Besides just requiring masks and physical distancing, he saw proprietors adopting sneeze guards, reduced limits on those allowed in stores at a given time, floor marks for those waiting in line and other precautionary measures adopted even before the county health order required written protocols.

“Businesses will be up to the challenge, and it's our responsibility to think, ‘How best do we serve our customers now in creating that safe environment?' That's on the businesses to figure out how that is, and I would imagine now many businesses are thinking about how they can best serve customers in this changing dynamic,” he said.

“I know we are. It's not business as usual, and I think that's going forward.”

But the wait may be too long for Windsor resident Katherine Goldman to wait. Goldman and her husband own nine Stript Wax Bars in the Bay Area and Los Angeles, all closed, their collective 45 workers furloughed and rent still due.

They missed out on the first round of federal Paycheck Protection loans issued by the Small Business Administration but applied under the second round and remain hopeful, Goldman said.

But in the meantime, between doing her share of homeschooling their 7- and 9-year-old kids and trying to keep their business “floating, because we don't know where it's going to go at the moment,” Goldman has put together a line of newly formulated natural skin- and hair-care products, as well as a few home cleaning products, and is working on packaging and web design so she can launch soon.

She's working harder than ever, she said.

“It's all just very unknown,” Goldman said. “We're trying to do the best we can and just kind of roll with what's been given to us, but every day has its own unique challenges.”

Brauley McNulty, owner of Daredevils & Queens Salon in Santa Rosa's Railroad Square, can relate.

Twenty-three people work in her salon, all independent contractors who have had difficulty collecting unemployment benefits.

The governor's words - “not weeks, but months” - rang in her ears as she talked with a reporter and she thought of the families trying to get by and the rent and mortgages owed.

And it's not just that: Hairdressers are creative, gregarious types who thrive on the interaction and relationships built.

“I have clients asking me every day to open,” McNulty said. “We have been licensed by the state to control infectious disease. We know how to keep our stuff clean.”

Her 10- and 14-year-old boys, once thrilled to have school closed, are now thinking that it might not be so bad to be back on campus. And she thinks about all of the families who live with dysfunction, and for whom being home might not be safe.

At 18, Santa Rosa Junior College freshman Katrina Frandsen retains a cheery disposition, though in fact, she's lost a fair amount in recent weeks.
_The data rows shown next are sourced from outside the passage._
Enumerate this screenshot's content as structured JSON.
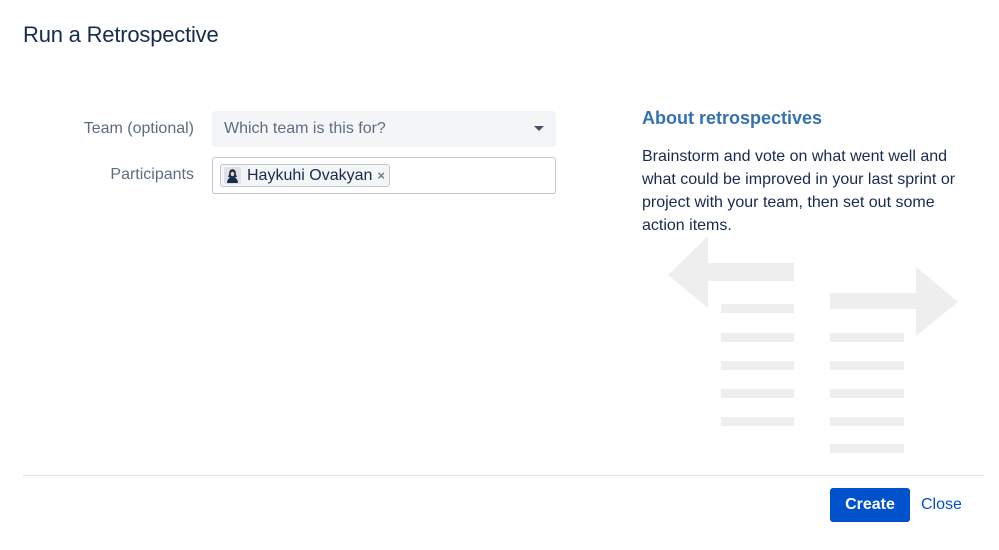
{
  "dialog": {
    "title": "Run a Retrospective"
  },
  "form": {
    "team": {
      "label": "Team (optional)",
      "placeholder": "Which team is this for?"
    },
    "participants": {
      "label": "Participants",
      "chips": [
        {
          "name": "Haykuhi Ovakyan",
          "remove_icon": "×"
        }
      ]
    }
  },
  "about": {
    "title": "About retrospectives",
    "text": "Brainstorm and vote on what went well and what could be improved in your last sprint or project with your team, then set out some action items."
  },
  "footer": {
    "create_label": "Create",
    "close_label": "Close"
  },
  "colors": {
    "primary_button": "#0052cc",
    "link": "#0052cc",
    "heading_accent": "#3572b0",
    "illustration": "#eeeeee"
  },
  "icons": {
    "team_dropdown": "chevron-down-icon",
    "chip_remove": "close-icon",
    "avatar": "user-avatar",
    "illustration": "arrows-and-lists-illustration"
  }
}
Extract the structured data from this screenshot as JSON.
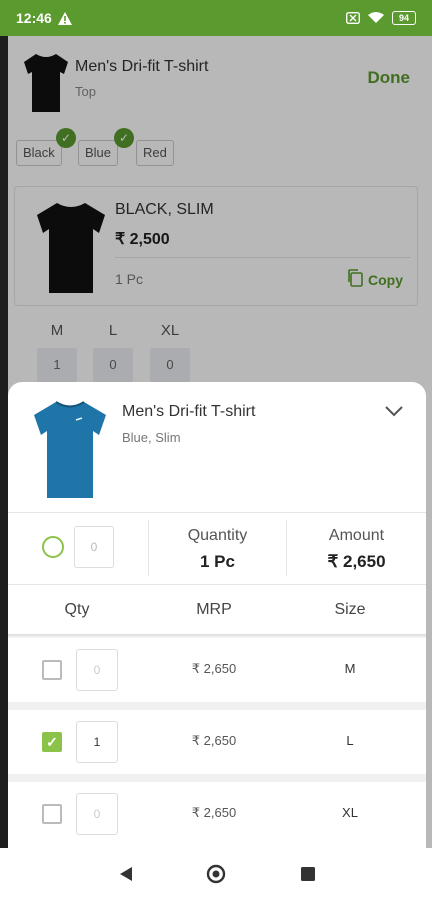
{
  "status_bar": {
    "time": "12:46",
    "battery": "94"
  },
  "background": {
    "product_title": "Men's Dri-fit T-shirt",
    "product_subtitle": "Top",
    "done_label": "Done",
    "color_chips": [
      "Black",
      "Blue",
      "Red"
    ],
    "variant": {
      "name": "BLACK, SLIM",
      "price": "₹ 2,500",
      "quantity": "1 Pc",
      "copy_label": "Copy"
    },
    "sizes": [
      {
        "label": "M",
        "value": "1"
      },
      {
        "label": "L",
        "value": "0"
      },
      {
        "label": "XL",
        "value": "0"
      }
    ]
  },
  "sheet": {
    "title": "Men's Dri-fit T-shirt",
    "subtitle": "Blue, Slim",
    "summary": {
      "input_value": "0",
      "quantity_label": "Quantity",
      "quantity_value": "1 Pc",
      "amount_label": "Amount",
      "amount_value": "₹ 2,650"
    },
    "columns": [
      "Qty",
      "MRP",
      "Size"
    ],
    "rows": [
      {
        "checked": false,
        "qty": "0",
        "mrp": "₹ 2,650",
        "size": "M"
      },
      {
        "checked": true,
        "qty": "1",
        "mrp": "₹ 2,650",
        "size": "L"
      },
      {
        "checked": false,
        "qty": "0",
        "mrp": "₹ 2,650",
        "size": "XL"
      }
    ]
  },
  "colors": {
    "accent": "#5a9a2e",
    "check": "#8bc34a",
    "black_shirt": "#111111",
    "blue_shirt": "#1f74a8"
  },
  "icons": [
    "warning-icon",
    "x-box-icon",
    "wifi-icon",
    "battery-icon",
    "check-icon",
    "copy-icon",
    "chevron-down-icon",
    "back-icon",
    "home-icon",
    "recents-icon"
  ]
}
A dedicated runner, she saw her spring cross- country season canceled after two meets and her classes transferred to remote instruction mid-semester, which she concedes is an inferior alternative.
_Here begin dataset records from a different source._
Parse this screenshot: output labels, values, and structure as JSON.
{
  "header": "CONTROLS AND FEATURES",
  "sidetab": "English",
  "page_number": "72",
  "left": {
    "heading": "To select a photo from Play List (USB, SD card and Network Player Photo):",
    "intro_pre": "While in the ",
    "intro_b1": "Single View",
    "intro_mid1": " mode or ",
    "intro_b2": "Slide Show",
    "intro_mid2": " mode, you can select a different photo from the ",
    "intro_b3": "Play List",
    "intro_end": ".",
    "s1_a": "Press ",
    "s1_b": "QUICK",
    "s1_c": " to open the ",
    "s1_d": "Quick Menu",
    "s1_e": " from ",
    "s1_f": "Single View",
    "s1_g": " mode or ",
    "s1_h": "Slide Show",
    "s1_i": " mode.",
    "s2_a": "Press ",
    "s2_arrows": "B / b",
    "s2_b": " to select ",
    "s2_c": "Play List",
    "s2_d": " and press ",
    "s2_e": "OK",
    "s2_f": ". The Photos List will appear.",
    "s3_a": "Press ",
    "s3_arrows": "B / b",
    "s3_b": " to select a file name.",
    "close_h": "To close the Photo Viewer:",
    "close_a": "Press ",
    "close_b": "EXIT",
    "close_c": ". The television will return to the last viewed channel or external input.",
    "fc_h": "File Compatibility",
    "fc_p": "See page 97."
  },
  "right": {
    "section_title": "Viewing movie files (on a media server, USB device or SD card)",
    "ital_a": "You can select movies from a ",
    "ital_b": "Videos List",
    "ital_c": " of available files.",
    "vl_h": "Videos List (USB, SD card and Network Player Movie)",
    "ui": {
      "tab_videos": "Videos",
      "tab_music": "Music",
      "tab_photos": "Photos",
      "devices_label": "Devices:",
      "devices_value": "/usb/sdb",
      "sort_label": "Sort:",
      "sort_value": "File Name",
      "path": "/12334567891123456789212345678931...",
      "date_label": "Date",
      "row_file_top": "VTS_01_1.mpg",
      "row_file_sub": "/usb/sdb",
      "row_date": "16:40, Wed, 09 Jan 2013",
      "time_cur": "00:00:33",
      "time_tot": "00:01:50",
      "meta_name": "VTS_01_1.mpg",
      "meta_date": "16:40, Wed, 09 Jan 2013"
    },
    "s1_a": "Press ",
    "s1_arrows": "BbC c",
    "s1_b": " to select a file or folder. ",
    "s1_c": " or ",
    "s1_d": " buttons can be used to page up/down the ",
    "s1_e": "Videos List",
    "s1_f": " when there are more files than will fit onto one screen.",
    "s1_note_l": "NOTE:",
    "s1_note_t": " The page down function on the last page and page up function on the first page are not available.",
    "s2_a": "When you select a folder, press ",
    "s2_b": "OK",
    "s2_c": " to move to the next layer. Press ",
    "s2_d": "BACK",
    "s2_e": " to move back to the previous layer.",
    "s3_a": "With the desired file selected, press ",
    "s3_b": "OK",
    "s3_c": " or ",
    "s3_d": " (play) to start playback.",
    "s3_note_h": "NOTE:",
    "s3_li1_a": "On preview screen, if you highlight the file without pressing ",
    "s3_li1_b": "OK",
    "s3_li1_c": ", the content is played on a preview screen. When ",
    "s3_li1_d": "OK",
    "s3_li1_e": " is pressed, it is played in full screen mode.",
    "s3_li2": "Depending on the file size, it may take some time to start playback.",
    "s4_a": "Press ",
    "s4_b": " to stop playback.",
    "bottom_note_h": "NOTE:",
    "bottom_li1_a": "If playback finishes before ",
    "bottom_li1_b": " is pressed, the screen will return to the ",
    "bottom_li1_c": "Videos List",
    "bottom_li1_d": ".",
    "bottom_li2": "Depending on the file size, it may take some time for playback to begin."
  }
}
She also lost her job at Fleet Feet running store. And she's 18. Sheltering in place. At 18.

Then last week, she learned that the junior college would continue remote instruction through the end of the fall semester, when she's supposed to be taking two lab classes, chemistry and anatomy, for her kinesiology studies. It also means her track season is probably canceled, as well.
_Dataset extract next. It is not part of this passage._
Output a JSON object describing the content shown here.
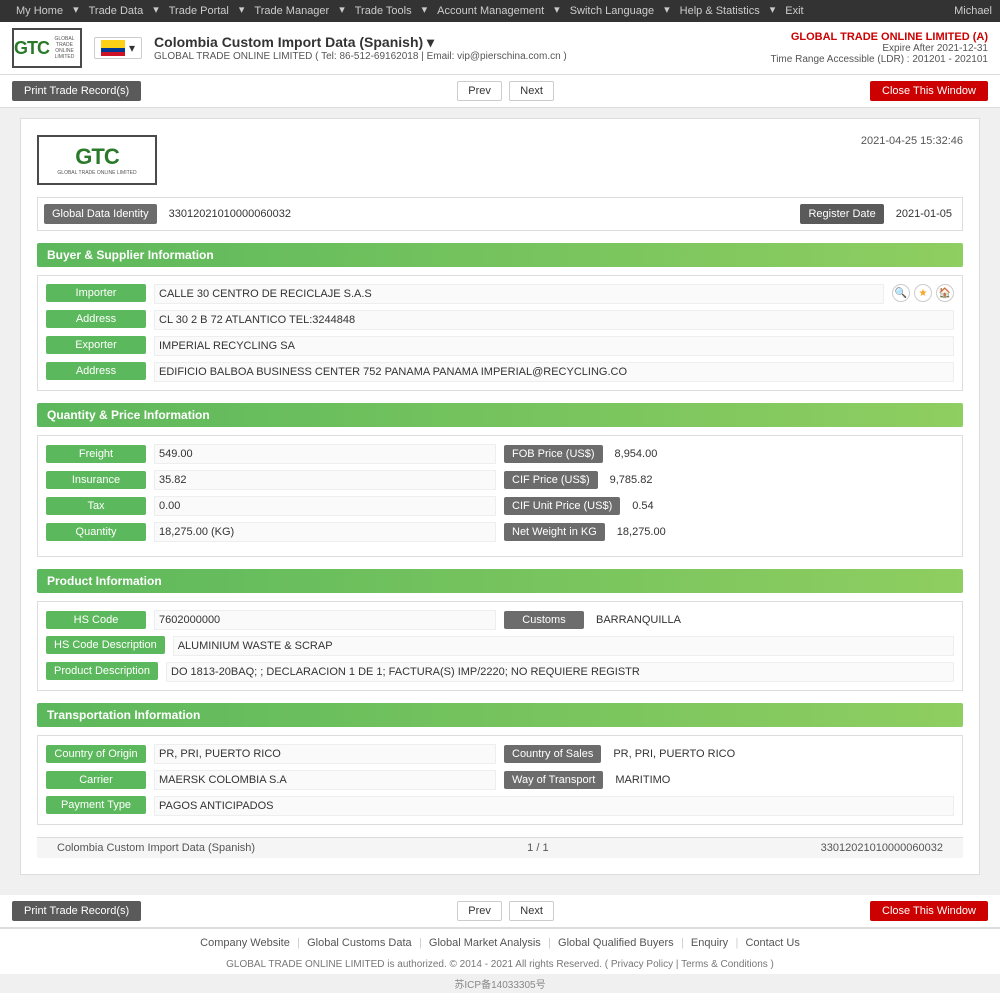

She had been running every day at a local park until the parks were closed, and after learning that paved streets gave her shin splints, started riding a bicycle during shelter-in-place.

She is delighted she can now ride a bike to some parks and run, if she can figure out how to lock her bike.

But she knows there are others who are truly suffering uncertainty and pain.

“We're just hanging in there, feeling a little trapped, but grateful that they opened up the parks,” she said.

“It's like my mom says: We're all in the same storm, but we're not in the same boat.”